The defendant brought a motion for summary judgment to dismiss the plaintiff’s claim, which motion was granted for two primary reasons:

  1. The defendant, as owner and occupier, did not owe the plaintiff a duty of care under the Occupiers’ Liability Act, R.S.O. 1990, c. O-2 (“OLA”) as the plaintiff himself was an occupier; and
  2. If the defendant owed the plaintiff a duty of care, the plaintiff did not prove a breach of that duty as he did not prove unevenness on the sidewalk that was a hazard and, if there was unevenness that was a hazard, the plaintiff was aware of it.

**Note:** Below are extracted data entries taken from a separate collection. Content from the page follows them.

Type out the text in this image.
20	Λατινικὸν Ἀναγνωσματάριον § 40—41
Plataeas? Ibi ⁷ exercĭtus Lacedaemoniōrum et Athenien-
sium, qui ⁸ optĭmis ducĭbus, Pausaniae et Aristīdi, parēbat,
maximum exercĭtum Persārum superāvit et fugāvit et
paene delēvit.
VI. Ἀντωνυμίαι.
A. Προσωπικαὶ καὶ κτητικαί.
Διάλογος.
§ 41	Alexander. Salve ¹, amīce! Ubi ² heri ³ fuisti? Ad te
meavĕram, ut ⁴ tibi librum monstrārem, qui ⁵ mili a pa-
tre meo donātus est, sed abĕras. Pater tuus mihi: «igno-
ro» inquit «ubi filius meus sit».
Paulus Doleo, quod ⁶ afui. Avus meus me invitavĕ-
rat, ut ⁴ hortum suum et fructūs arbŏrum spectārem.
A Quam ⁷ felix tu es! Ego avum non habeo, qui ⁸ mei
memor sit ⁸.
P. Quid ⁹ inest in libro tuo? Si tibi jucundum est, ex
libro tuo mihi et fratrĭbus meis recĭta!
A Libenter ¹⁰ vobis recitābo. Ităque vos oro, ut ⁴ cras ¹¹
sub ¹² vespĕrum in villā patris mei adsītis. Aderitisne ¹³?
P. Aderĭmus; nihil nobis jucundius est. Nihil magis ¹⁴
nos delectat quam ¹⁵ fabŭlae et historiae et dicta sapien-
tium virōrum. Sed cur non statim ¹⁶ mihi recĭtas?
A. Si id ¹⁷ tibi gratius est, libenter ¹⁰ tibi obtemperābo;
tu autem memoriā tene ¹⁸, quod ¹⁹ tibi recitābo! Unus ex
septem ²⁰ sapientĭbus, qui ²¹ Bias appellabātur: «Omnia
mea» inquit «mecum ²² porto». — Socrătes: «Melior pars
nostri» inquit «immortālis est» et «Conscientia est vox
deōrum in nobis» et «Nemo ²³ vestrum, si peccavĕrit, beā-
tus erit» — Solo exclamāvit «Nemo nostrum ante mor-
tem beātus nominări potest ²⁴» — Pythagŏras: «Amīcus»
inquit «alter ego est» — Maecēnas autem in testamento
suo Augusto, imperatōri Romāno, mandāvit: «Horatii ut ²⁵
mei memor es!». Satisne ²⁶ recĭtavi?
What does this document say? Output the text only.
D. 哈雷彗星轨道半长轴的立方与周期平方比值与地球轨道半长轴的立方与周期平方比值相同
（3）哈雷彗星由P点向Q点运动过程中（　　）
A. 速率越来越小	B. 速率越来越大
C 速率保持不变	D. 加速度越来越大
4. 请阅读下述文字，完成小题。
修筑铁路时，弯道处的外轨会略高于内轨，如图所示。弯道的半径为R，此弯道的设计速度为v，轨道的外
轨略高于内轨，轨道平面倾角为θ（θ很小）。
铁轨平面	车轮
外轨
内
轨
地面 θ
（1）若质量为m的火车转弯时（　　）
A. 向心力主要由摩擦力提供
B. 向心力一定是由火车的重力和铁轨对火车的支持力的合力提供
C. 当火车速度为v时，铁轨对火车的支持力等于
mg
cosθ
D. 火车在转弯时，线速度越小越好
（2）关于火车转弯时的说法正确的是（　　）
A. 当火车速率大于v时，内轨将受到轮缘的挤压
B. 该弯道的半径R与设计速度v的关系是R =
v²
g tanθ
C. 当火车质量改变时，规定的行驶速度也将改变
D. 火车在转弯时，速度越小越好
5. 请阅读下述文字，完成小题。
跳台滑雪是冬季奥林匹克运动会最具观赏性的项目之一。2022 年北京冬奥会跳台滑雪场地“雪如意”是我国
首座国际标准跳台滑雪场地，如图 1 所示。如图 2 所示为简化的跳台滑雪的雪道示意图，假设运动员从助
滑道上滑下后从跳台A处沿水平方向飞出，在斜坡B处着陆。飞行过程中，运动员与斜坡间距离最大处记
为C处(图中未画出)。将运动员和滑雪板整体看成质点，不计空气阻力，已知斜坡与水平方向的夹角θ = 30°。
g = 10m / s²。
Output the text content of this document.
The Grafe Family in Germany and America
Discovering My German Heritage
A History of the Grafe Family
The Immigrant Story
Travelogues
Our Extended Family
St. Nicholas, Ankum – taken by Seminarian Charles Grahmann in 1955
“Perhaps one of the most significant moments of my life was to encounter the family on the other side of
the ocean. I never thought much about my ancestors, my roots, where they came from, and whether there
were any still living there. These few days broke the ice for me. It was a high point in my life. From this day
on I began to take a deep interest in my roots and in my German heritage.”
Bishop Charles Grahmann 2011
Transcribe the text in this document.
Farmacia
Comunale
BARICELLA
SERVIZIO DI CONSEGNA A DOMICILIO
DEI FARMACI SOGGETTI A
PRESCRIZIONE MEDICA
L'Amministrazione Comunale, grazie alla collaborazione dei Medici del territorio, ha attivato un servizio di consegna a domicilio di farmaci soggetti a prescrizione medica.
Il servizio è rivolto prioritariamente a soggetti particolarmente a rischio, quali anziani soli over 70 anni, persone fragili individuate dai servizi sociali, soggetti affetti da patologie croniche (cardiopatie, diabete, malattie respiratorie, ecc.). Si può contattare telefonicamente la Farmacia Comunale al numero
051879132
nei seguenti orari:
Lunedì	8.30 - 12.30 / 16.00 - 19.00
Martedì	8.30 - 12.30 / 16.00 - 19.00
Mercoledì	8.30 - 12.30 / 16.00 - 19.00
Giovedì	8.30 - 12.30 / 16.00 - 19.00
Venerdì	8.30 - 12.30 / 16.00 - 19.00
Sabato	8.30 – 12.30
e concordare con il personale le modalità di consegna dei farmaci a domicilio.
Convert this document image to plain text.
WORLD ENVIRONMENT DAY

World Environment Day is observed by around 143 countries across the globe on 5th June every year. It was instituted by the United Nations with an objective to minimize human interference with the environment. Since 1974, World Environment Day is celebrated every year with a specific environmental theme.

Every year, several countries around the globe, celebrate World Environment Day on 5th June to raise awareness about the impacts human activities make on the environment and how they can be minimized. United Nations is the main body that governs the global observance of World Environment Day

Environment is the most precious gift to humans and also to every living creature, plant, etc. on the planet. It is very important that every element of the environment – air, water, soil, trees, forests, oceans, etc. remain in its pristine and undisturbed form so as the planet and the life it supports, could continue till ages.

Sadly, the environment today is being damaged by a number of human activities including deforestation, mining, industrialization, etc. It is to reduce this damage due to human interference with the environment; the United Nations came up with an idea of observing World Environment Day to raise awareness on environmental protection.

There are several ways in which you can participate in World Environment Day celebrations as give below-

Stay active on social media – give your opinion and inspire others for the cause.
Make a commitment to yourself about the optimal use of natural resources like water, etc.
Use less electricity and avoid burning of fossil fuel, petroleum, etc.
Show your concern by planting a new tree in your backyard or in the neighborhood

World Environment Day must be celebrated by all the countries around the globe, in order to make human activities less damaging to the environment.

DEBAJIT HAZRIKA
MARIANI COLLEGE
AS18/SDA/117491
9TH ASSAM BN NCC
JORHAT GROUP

The Court of Appeal held that the motion judge was incorrect in her interpretation of the OLA in finding that one occupier cannot owe a duty of care to another occupier. However, the appeal was dismissed on the basis of the second point in that there was no breach of the duty of care.

Neither of the parties located case law where one occupier has sued another for this type of incident.

The Court of Appeal analyzed the history of the OLA and common law duties that apply to occupiers. The Court held that the OLA is “intended to be exclusive and comprehensive, effectively constituting a complete code with respect to the liability of occupiers”. As there is a list of exclusions under the OLA, the Court found that the legislature did not intend for the present circumstances to be an exclusion.

Curiously, the Court briefly analyzed coverage – specifically whether or not there may be coverage available when one spouse sues another spouse as certain policies exclude coverage claims by a resident family member. It is unclear how or why consideration for coverage was made in the circumstances.

Here, the plaintiff sued the defendant when he too had care and control over the subject property. Given these facts, analogies come to mind that could lead to absurdities – such as a cleaner suing an owner for failing to clean.

When couples separate, it is usually a complicated, emotional and challenging time. Allowing for personal injury claims of this nature under the OLA is unlikely to simplify the process.

It is not yet clear if the Court of Appeal’s decision will be challenged.